For Yi, the reason she loves watching family dramas is what they reveal about character and relationships. Though Jesa is not autobiographical, it does touch on themes both specific and universal. Because the four sisters in the play are Korean Americans, the children of immigrants, they can’t quite agree on how to perform the jesa (do they bow first or pour the soju first? Do they wear socks or do it barefoot?). Through this event, the sisters also realize they all have vastly different recollections of their parents—one sister considered Mom the victim of a bad marriage, while another sister considered their mom "hateful." One was dad's favorite while another sister hated him.

“How do these people who grew up in the same house with the same parents grow up to be such different people out in the world?” remarks Yi rhetorically. “We have such different perspectives of who our parents are and the things that we see and we don't see. People talk about parents having favorites, but I also think kids have favorites … There's something about that that I find is universal. I wanted the play to be universal in that way, too; I wanted people who weren't Korean to still relate to it.”
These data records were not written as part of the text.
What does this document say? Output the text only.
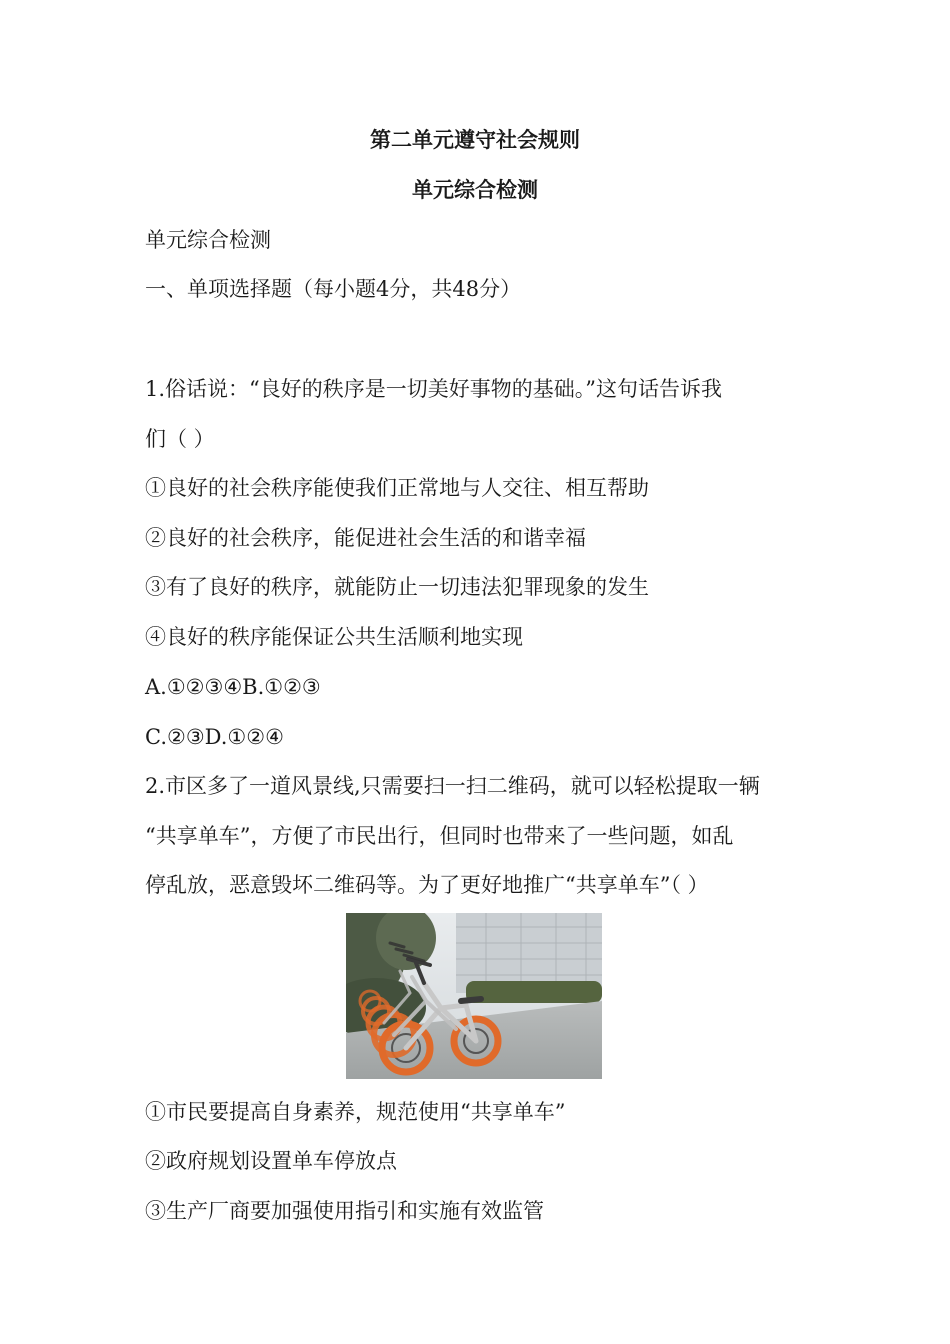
第二单元遵守社会规则
单元综合检测

单元综合检测

一、单项选择题（每小题4分，共48分）

1.俗话说：“良好的秩序是一切美好事物的基础。”这句话告诉我

们（ ）

①良好的社会秩序能使我们正常地与人交往、相互帮助

②良好的社会秩序，能促进社会生活的和谐幸福

③有了良好的秩序，就能防止一切违法犯罪现象的发生

④良好的秩序能保证公共生活顺利地实现

A.①②③④B.①②③

C.②③D.①②④

2.市区多了一道风景线,只需要扫一扫二维码，就可以轻松提取一辆

“共享单车”，方便了市民出行，但同时也带来了一些问题，如乱

停乱放，恶意毁坏二维码等。为了更好地推广“共享单车”（ ）

①市民要提高自身素养，规范使用“共享单车”

②政府规划设置单车停放点

③生产厂商要加强使用指引和实施有效监管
Now that Yi has birthed her play baby, Jesa, she can focus on The Balusters, which begins previews March 31 and opens April 21 at the Friedman Theatre—and on her human baby. Her pants are just beginning to feel tight, and she’s talking with the Balusters costume department to give her clothing plenty of elastic. 

In the world premiere play, an HOA in a historic district is thrown into a frenzy when a new member proposes the construction of a stop sign, creating a comedy about bureaucracy and how to keep order when there’s a diverse group of people with different agendas and interests. Yi does find it interesting that at the moment, she’s focusing on two works that are exploring human nature in the most quotidian of circumstances.

“It’s watching these people and how they treat each other: One is a family, and the other’s a group of neighbors, which is its own fascinating dynamic,” muses Yi. “It's also one of the things that [director Kenny Leon] talks about, he reminds us a lot of, ‘You have to remember that you're coming back again to this meeting.’ You want to keep the peace. I think we all do in our everyday lives—we all walk this fine line the same way.”

But how do you keep the peace, while advocating for what you want and not being swallowed up by the group? It’s a balancing act, something that Yi, in this busy season of her life, is more than an expert at now. And she hopes that in doing these human studies, it inspires the audiences to see a bit of themselves in the imperfect people on that stage: “It's a microcosm of a bigger thing for sure. It's fascinating. I hope people come and enjoy that. They might come for a comedy, but hopefully they'll leave with a larger understanding of themselves in the world.”